Diese beschriebenen Synkopen sind im Prinzip eher harmloser Natur. Dabei erlangt der Patient innerhalb von Sekunden oder Minuten nach spontaner Normalisierung der Kreislaufstörung meist von selbst wieder das Bewusstsein. Weit reichende Folgen kann hingegen die kardiale Ursache haben. Durch den Abfall der Pumpleistung des Herzens resultiert eine Durchblutungsminderung des Gehirns. Als mögliche Herzerkrankung kommen Herzrhythmusstörungen mit zu langsamem oder zu schnellem Herzschlag, Herzklappenfehler (zum Beispiel die Aortenstenose), die hypertrophisch-obstruktive Kardiomyopathie, aber auch der Herzinfarkt oder die Lungenembolie in Frage. Während bei den vorher beschriebenen Ursachen selten lang dauernde Folgen resultieren, stehen bei den kreislaufbedingten Synkopen meist schwer wiegende organische Herzerkrankungen im Hintergrund. Im schlimmsten Fall kann der plötzliche Herztod eintreten.

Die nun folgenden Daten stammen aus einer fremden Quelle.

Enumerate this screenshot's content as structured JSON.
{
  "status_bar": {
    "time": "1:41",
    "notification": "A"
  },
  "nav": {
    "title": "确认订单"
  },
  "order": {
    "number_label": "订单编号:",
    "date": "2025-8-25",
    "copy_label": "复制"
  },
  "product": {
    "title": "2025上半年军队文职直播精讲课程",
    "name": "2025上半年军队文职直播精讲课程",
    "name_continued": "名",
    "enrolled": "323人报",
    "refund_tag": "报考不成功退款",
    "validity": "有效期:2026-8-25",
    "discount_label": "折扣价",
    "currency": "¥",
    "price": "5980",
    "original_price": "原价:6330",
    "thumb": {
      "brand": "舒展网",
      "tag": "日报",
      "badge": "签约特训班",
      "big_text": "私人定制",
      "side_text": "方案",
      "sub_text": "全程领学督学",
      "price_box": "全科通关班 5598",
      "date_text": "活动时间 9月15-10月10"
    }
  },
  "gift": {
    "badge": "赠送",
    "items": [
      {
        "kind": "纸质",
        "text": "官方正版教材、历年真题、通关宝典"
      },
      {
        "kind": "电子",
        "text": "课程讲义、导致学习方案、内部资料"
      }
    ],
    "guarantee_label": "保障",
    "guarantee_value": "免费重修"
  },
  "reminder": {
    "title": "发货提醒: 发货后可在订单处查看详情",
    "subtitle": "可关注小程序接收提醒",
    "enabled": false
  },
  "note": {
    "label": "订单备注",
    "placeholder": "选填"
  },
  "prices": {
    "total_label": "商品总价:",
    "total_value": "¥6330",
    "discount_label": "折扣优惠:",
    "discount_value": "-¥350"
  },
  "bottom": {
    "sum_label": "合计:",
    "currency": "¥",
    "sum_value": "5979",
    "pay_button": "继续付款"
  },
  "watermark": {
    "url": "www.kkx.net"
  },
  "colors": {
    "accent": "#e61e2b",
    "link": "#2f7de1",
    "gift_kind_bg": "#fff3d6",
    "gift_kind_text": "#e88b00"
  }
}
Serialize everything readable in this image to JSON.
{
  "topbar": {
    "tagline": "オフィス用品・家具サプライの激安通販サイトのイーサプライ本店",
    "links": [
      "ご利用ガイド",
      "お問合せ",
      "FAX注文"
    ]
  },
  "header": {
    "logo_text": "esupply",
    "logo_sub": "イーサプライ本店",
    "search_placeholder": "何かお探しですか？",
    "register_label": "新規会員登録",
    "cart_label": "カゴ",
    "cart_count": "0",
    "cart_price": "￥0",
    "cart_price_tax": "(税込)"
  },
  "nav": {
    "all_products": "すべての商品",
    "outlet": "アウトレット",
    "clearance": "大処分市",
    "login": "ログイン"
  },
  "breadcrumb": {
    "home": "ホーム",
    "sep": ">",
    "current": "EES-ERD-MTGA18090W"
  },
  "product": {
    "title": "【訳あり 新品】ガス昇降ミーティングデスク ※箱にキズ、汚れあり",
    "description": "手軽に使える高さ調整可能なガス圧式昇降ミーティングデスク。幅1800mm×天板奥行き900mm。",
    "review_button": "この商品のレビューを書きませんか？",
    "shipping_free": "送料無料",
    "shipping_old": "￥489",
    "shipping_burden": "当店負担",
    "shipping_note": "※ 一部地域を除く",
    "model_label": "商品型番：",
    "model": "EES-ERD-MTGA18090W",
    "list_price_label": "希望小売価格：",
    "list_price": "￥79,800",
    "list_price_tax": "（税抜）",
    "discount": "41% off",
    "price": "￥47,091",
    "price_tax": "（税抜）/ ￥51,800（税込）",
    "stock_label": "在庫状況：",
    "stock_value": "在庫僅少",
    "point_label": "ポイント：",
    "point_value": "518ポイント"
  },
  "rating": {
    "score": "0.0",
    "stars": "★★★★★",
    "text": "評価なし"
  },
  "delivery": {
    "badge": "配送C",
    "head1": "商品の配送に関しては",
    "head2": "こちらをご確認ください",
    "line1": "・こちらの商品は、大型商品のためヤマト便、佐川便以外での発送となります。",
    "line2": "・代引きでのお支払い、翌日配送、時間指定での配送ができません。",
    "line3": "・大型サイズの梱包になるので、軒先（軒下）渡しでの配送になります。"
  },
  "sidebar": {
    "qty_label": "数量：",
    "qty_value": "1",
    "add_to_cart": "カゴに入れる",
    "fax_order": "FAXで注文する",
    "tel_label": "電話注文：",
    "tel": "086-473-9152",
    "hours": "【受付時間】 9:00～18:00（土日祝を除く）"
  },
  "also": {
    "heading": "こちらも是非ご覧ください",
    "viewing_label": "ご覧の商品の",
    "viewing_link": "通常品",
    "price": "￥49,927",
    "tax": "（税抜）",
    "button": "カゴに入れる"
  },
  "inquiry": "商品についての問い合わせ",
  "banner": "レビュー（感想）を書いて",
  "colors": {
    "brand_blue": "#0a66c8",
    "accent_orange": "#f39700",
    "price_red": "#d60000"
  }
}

Aber auch direkte Erkrankungen des Gehirns (Enzephalitis) oder der Hirnhäute (Meningitis) können zu Synkopen führen. Immer muss bei Synkopen ein Schlaganfall ausgeschlossen werden. Dieser kann sich anfänglich auch durch eine Bewusstlosigkeit bemerkbar machen. Allerdings kommen zusätzlich (Halbseiten-)Lähmungen, Sprachstörungen oder Gefühlsstörungen hinzu. Eher seltene Ursachen sind Entgleisungen der Blutgas- oder Elektrolytkonzentrationen des Organismus. Auch Medikamente, Alkohol, eine Unterzuckerung oder Drogen können eine Synkope auslösen. Wenn möglich, sollte immer eine Abklärung und Erfragung von eingenommenen Medikamenten, Alkohol oder Drogen sowie einer Zuckererkrankung erfolgen.

Vorausgehende Symptome

Eine Synkope trifft den Patienten nicht wie ein Schlaganfall "aus heiterem Himmel", sondern ihr können einige allgemeine Symptome (wenn auch nur kurzfristig) vorausgehen. Vermehrte Schweißneigung (kalter Schweiß), Übelkeit, Schwindel, Blässe und eventuell auch Herzklopfen können Vorläufer sein. Häufig berichten die Betroffenen auch von einem plötzlichen "Schwarzwerden vor den Augen." Allerdings treten Synkopen durch Herzrhythmusstörungen auch ohne irgendwelche vorausgehende Symptome auf.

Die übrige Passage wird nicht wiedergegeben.